Mindy reached out her right hand to receive Communion. Her fifth infant was on her left arm. Mindy had come to the awareness that she was abusing her children verbally and feared she might become physically abusive. Her husband, a long-haul driver, was home only a few days a month. With counsel and prayer, Mindy made the decision to have a tubal ligation. Somehow the pastor heard of her procedure and refused her Communion. He then announced his reason to the entire congregation. “Sister,” Mindy said, “can you imagine what would happen to my marriage if I said, ‘Honey, it’s the wrong time of the month’?”

Pam had been out of church for years because she’d also had a tubal ligation. With an alcoholic husband, three children and no money, she was afraid to have another child. With counseling, Pam let go of her self-condemnation and returned to the church. The first Sunday she was back, Father pounded the table of the Word and proclaimed, “People who use any form of birth control are no more than animals copulating in the barnyard.” Father seemed to have forgotten or could not accept that the new Code of Canon Law does not make procreation the primary reason for marriage, but rather “the well-being of the spouses.”

When abuse flows forth from the table of the Word, when professed celibates stand before the people of God and dictate to others how they are to practice sexual intimacy, I fear something is very wrong.

People in poor communities and in ethnically unique communities deserve quality leadership as much as people in more economically secure communities. When, because of lack of clergy, unhealthy ministers are placed in depressed areas, the problems are compounded.

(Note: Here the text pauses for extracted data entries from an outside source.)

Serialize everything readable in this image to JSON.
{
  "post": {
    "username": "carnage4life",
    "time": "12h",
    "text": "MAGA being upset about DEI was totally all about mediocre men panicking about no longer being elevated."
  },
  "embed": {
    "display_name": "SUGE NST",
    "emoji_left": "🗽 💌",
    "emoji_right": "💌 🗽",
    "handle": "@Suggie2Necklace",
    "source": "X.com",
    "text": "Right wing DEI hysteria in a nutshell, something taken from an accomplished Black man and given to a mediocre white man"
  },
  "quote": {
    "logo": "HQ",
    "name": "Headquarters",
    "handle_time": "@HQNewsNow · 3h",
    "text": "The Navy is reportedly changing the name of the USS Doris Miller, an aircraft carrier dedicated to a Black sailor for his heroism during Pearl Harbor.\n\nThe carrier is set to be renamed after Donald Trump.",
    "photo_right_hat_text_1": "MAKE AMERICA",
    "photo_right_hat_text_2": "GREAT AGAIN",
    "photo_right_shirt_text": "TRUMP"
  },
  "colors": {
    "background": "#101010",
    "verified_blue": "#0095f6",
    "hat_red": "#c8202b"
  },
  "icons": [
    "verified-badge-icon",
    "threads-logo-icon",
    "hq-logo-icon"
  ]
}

When faced with the possibility of new staff members in our communities, we need to ask the hard questions, especially if the person’s past is suspect. When a teacher, principal, pastor, youth worker or any visible adult shows signs of being covertly or overtly violent or sexually abusive, let’s not be victims. One person being harmed by a wounded leader is one too many. One Pam lost to the church is one Pam too many.

I am not asking that we forget. Remembering Michael, Victor and Kathy has made me a more compassionate teacher and counselor. Remembering Sister Principal placing the three-foot garden hose in my hand still stirs anger, anger I’ve chosen to use in a positive fashion.

We are a broken people on a journey to healing. The Jubilee Year 2000 is a time to celebrate this journey. The first step is to confess to one another that we have sinned. Today I beg clergy, religious communities and all forms of parish leadership to create rituals in which all people will feel free to tell their stories and come to the healing of forgiveness.

I beg you who have been wounded by priests, brothers, sisters or other parish workers, you the Michaels, Victors, Kathys, Mindys and Pams, please take a first step on the way back to the Body of Christ. Without you, I am not whole. Without you, we are not whole. Perhaps remembering that Christ is as broken as the most broken of us, perhaps then forgiveness will come and we will all be able to rise to new life.

Benedictine Sr. Julie Wokasch is a member of St. Patrick’s Parish in Spokane, Wash. She is a chemical dependency counselor at Colonial Clinic and executive director of HOPE for COAP, an agency that works with children whose parents are addicted.